NOAA-GFDL/MOM6

cgrid based experiments have a restart issue under Intel avx2

Opened this issue · 5 comments

When we compile MOM6-SIS2 with avx2 instruction sets , e.g. using compiler switch -march=core-avx2 instead of -xsse2 on c4 with Intel21, then MOM6_SIS2_cgrid does not reproduce across a restart (1x2days answer != 2x1day answer).
MOM6_SIS2 (bgrid) has no such issue.

I would guess that mom-ocean#1331 is also related to this issue.
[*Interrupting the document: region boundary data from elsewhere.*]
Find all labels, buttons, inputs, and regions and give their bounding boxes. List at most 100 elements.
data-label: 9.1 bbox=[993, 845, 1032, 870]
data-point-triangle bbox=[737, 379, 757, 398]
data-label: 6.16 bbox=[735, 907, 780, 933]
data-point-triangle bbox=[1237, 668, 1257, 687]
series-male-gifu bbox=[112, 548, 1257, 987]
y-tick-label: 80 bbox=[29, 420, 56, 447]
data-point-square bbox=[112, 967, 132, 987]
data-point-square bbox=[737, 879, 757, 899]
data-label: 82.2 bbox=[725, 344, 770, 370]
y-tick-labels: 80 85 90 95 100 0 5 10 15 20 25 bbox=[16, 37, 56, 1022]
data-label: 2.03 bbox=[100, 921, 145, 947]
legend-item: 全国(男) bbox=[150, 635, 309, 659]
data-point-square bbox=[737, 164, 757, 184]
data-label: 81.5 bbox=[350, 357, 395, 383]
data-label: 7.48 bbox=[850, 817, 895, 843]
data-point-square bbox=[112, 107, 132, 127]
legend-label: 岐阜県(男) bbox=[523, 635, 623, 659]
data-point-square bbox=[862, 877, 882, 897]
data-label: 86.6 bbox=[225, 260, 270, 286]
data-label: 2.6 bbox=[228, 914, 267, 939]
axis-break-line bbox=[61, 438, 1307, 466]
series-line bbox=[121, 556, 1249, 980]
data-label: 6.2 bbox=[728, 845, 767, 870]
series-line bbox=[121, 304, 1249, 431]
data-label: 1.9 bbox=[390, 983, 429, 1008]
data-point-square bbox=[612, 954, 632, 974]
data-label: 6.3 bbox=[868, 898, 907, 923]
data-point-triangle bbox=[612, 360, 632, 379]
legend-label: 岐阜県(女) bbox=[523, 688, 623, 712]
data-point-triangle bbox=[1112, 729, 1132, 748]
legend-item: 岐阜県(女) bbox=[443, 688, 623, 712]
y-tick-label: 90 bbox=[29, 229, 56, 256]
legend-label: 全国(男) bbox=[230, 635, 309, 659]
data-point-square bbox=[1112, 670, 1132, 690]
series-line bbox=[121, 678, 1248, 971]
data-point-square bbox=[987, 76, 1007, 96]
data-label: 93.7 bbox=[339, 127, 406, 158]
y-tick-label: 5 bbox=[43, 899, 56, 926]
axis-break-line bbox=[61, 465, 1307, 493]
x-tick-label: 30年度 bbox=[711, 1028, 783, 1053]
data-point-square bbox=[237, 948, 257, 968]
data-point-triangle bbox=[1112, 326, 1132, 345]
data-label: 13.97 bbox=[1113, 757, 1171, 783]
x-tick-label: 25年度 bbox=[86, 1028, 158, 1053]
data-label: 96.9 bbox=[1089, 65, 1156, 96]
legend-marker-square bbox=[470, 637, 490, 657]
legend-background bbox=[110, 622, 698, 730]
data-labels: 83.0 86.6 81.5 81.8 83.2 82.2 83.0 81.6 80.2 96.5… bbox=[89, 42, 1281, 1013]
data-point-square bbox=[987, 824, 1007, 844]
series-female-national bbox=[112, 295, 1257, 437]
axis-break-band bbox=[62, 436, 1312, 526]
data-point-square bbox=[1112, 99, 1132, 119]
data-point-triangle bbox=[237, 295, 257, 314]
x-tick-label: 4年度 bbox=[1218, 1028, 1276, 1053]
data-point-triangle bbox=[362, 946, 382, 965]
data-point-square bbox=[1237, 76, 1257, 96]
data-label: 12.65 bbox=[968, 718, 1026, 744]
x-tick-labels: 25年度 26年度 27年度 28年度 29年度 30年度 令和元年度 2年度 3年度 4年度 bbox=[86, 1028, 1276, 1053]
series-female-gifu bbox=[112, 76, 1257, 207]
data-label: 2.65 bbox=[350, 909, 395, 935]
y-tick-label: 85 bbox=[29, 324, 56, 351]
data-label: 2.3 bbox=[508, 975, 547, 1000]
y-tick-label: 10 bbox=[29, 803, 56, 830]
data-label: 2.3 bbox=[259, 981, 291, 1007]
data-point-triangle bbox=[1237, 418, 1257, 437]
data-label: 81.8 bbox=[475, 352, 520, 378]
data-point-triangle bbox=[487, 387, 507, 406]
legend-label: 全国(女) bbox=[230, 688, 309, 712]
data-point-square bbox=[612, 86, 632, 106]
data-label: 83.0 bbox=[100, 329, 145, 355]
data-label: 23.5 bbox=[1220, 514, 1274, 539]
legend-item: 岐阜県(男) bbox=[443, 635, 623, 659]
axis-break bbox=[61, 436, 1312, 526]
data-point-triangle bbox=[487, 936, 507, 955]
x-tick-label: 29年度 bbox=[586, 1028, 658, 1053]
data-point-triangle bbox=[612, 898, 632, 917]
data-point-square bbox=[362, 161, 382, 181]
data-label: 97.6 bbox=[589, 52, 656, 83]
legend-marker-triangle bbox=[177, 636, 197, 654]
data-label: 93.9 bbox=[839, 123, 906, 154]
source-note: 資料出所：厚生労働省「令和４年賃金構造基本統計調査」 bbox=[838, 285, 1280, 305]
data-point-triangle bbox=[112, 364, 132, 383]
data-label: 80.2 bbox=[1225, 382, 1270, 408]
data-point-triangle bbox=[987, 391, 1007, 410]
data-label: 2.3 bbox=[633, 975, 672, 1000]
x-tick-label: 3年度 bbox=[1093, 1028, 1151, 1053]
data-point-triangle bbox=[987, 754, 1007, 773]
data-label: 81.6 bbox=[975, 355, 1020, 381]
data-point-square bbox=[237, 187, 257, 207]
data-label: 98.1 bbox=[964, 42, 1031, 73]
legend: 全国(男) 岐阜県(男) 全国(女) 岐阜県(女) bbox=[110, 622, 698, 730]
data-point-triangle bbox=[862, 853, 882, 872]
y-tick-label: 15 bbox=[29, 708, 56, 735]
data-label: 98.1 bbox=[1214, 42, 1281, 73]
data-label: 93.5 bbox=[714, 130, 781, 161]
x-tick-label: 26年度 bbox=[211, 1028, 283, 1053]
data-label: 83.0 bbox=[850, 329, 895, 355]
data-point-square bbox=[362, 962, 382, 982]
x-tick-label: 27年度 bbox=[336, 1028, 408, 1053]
If you were to do this with DEBUG=True in MOM_override and SIS_override, would the problem just go away, or could we use runtime parameter this to track down where in the code the problem arises?
(Note that the setting for DEBUG is not supposed to change answer at all, but that optimizing compilers can sometimes do unforeseen things.)
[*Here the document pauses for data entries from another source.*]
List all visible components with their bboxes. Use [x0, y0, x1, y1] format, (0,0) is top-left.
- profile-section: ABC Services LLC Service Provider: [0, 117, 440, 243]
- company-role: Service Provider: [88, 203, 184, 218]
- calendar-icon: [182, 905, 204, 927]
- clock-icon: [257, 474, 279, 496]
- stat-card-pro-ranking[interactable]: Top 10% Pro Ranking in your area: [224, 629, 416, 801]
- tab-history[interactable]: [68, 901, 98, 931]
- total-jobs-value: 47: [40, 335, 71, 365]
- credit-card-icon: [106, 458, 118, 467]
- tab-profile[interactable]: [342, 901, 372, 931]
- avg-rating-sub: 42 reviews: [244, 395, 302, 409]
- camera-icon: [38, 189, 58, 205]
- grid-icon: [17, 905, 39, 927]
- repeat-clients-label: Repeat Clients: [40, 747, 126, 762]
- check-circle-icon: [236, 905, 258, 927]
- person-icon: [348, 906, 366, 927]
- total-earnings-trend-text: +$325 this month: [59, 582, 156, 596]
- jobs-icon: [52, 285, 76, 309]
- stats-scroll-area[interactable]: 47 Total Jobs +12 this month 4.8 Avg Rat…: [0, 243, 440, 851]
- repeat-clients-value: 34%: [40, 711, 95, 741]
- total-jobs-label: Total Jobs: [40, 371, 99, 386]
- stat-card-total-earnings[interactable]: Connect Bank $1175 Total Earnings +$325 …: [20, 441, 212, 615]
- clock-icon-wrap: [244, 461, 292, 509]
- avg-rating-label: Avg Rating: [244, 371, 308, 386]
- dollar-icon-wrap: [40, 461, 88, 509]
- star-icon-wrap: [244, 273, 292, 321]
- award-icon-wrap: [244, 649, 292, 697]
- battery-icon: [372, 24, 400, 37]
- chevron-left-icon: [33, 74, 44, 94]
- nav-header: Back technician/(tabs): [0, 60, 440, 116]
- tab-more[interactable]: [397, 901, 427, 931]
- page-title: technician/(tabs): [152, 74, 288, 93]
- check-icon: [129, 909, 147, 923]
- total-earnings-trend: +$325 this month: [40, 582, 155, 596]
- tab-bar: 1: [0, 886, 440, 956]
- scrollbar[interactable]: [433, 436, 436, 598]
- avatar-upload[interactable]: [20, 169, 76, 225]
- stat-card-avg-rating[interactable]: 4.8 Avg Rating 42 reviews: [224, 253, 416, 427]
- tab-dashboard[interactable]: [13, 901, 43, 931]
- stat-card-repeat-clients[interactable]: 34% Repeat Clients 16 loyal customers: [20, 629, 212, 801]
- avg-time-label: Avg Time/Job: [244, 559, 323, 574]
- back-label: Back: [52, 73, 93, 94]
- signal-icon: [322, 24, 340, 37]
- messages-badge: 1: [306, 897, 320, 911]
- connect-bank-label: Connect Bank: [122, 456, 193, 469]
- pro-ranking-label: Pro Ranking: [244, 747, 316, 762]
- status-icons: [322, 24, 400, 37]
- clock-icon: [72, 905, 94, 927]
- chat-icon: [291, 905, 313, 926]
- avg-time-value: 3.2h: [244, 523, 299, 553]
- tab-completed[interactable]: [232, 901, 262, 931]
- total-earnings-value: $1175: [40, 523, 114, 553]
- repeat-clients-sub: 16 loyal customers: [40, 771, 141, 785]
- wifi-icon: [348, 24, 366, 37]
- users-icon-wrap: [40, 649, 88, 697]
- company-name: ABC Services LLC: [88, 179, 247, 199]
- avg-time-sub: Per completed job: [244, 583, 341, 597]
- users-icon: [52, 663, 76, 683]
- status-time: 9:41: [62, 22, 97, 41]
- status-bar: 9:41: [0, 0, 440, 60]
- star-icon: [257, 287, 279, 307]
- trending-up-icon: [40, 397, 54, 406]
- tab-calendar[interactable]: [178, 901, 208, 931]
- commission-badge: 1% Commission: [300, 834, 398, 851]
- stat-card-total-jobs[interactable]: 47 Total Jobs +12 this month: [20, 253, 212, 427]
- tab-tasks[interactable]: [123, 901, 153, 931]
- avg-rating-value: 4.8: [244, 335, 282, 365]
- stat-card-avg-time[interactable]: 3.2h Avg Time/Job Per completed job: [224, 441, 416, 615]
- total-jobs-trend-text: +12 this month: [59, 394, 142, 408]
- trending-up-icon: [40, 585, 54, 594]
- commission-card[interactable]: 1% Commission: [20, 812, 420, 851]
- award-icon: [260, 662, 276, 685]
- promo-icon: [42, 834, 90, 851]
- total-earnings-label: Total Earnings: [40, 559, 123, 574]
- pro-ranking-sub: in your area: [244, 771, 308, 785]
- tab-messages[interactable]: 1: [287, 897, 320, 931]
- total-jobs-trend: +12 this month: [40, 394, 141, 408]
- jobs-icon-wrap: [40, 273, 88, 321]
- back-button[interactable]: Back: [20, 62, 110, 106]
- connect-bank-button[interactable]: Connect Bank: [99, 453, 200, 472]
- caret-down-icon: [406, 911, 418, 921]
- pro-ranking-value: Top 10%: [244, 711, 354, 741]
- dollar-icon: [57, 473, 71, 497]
I tried with DEBUG=True and the restart issue persisted (and as you noted it did not change answers).
Here are the stdouts of the 1x2d and 2x1d run for MOM6_SIS2_cgrid

/lustre/f2/scratch/Niki.Zadeh/FMS2022.04_mom6_20220922_0/MOM6_SIS2_cgrid/ncrc5.intel22_avx2-prod/stdout/run/MOM6_SIS2_cgrid_1x0m2d_64x1o1.o134324168 
/lustre/f2/scratch/Niki.Zadeh/FMS2022.04_mom6_20220922_0/MOM6_SIS2_cgrid/ncrc5.intel22_avx2-prod/stdout/run/MOM6_SIS2_cgrid_2x0m1d_64x1o1.o134324169

I am never sure how to interpret these DEBUG printouts , but I think it indicates divergence at the first timestep after restart in forces%tau[xy]

1x2day

u-point: mean=  -4.1938460052178765E-04 min=  -5.7441462892834971E-01 max=   1.0057015592517695E+00 u Before steps forces%tau[xy]
u-point: c=   1695533 W=   1695533 u Before steps forces%tau[xy]
v-point: mean=  -4.7573751675404367E-03 min=  -5.7978682712943574E-01 max=   5.1548970973319852E-01 v Before steps forces%tau[xy]
v-point: c=   1690788 S=   1681810 v Before steps forces%tau[xy]
h-point: mean=   8.8362561189375114E+01 min=   0.0000000000000000E+00 max=   6.4088225739349673E+03 Before steps forces%p_surf
h-point: c=    219427 Before steps forces%p_surf
h-point: mean=   5.7385865633417070E-03 min=   0.0000000000000000E+00 max=   3.1249700161192415E-02 Before steps forces%ustar
h-point: c=   1724581 Before steps forces%ustar

2x1day

u-point: mean=  -4.1938460052178765E-04 min=  -5.7441462892834971E-01 max=   1.0057015592517695E+00 u Before steps forces%tau[xy]
u-point: c=   1695523 W=   1695523 u Before steps forces%tau[xy]
v-point: mean=  -4.7573751675404367E-03 min=  -5.7978682712943574E-01 max=   5.1548970973319852E-01 v Before steps forces%tau[xy]
v-point: c=   1690769 S=   1681763 v Before steps forces%tau[xy]
h-point: mean=   8.8362561189375114E+01 min=   0.0000000000000000E+00 max=   6.4088225739349673E+03 Before steps forces%p_surf
h-point: c=    219422 Before steps forces%p_surf
h-point: mean=   5.7385865633417070E-03 min=   0.0000000000000000E+00 max=   3.1249700161192415E-02 Before steps forces%ustar
h-point: c=   1724564 Before steps forces%ustar

You could try the following to diff the relevant portions of the stdouts

vimdiff /ncrc/home2/Niki.Zadeh/MOM6_SIS2_cgrid_1x.out /ncrc/home2/Niki.Zadeh/MOM6_SIS2_cgrid_2x.out

Looks like that checksum is here:

if (do_dyn) call MOM_mech_forcing_chksum("Before steps", forces, G, US, haloshift=0)

You could go inside MOM_mech_forcing_chksum for the details, but probably not necessary.

Usually I would keep adding uvchksum() calls to the earlier lines and check the output to fine the exact line where the difference happens. It can be very tedious, so if you have some intuition about where it happens, that can help.

I guess the first thing is to check if it's happening outside of step_MOM.

I just noticed, same restart issue happens under gcc compiler with -O3 (both gcc9 on c4 and gcc11 on c5)! -O2 does not have any restart issue.